I know my first response to all such input is to get sort of irritated 
I have to let the comments soak in for a day, or so, before I can see past that. Good luck with your endeavors; I hope you find my comments of some use.


----------



## Disrupt Tees (Jul 30, 2012)

Thanks for your feedback. Only thing i can't change is the positioning of the menu as its a template. Its the best of a bunch of basic options but better than what i had previously. I will implement your other ideas asap. Thanks again.

Sent from my GT-I9100T using T-Shirt Forums


----------



## Lammy74 (Apr 22, 2013)

Guess you nailed it...your site is really "disruptive" hahaha...image file sizes are definitely too big thus causes a lag in loading & the order form might not work if a customer wanted to order more than 1 design tee.

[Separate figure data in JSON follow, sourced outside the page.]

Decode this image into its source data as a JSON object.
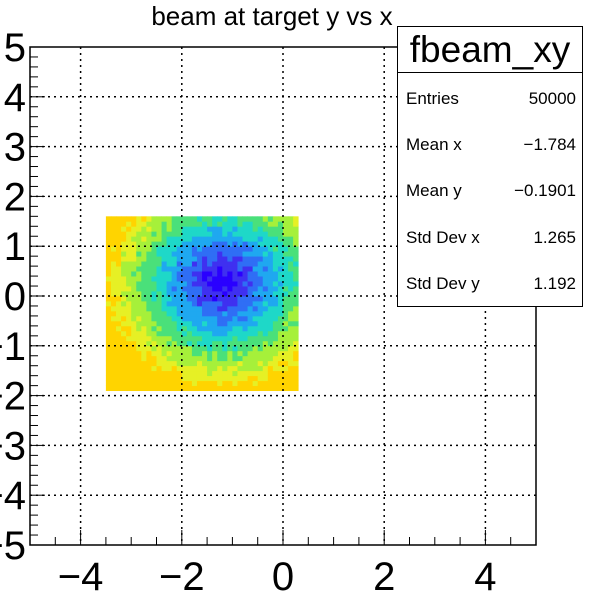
{
  "chart_data": {
    "type": "heatmap",
    "title": "beam at target y vs x",
    "xlabel": "",
    "ylabel": "",
    "xlim": [
      -5,
      5
    ],
    "ylim": [
      -5,
      5
    ],
    "x_ticks": [
      "−4",
      "−2",
      "0",
      "2",
      "4"
    ],
    "y_ticks": [
      "−5",
      "−4",
      "−3",
      "−2",
      "−1",
      "0",
      "1",
      "2",
      "3",
      "4",
      "5"
    ],
    "grid": true,
    "filled_region": {
      "x": [
        -3.5,
        0.3
      ],
      "y": [
        -1.9,
        1.6
      ]
    },
    "peak_center": {
      "x": -1.2,
      "y": 0.3
    },
    "colorscale": [
      "#2a00ff",
      "#3f30f0",
      "#2f6ef5",
      "#1fa8f0",
      "#1ed8c8",
      "#4ae07a",
      "#a6f03a",
      "#e6f025",
      "#ffd400"
    ]
  },
  "stats": {
    "title": "fbeam_xy",
    "rows": [
      {
        "key": "Entries",
        "value": "50000"
      },
      {
        "key": "Mean x",
        "value": "−1.784"
      },
      {
        "key": "Mean y",
        "value": "−0.1901"
      },
      {
        "key": "Std Dev x",
        "value": "1.265"
      },
      {
        "key": "Std Dev y",
        "value": "1.192"
      }
    ]
  }
}
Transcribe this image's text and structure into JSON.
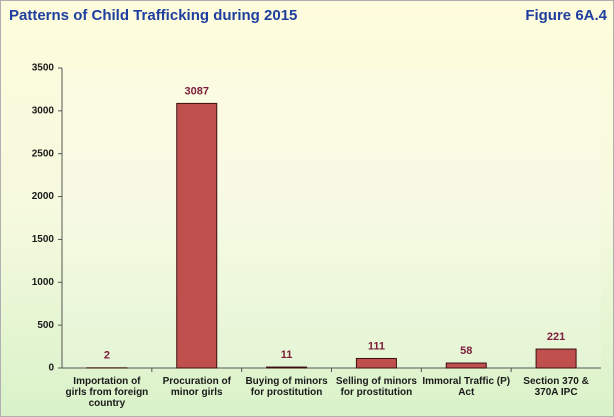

You might want to consider get a proper web design firm to help you out if you have the budget, alternatively put it up on a 3rd party shopping portal & sell it there...much better for you ! )

Cheers
Lammy


----------



## tinysartshop (Jul 22, 2012)

Look into a nice Wordpress template that will work with Woocommerce. You can teach yourself Wordpress fairly easy. The templates will be much more clean and organized. Your products can (in templates) and should show up on the home page.
Keep plugging away though and don't give up. You may have to learn some new tricks but it will be worth it in the end.


----------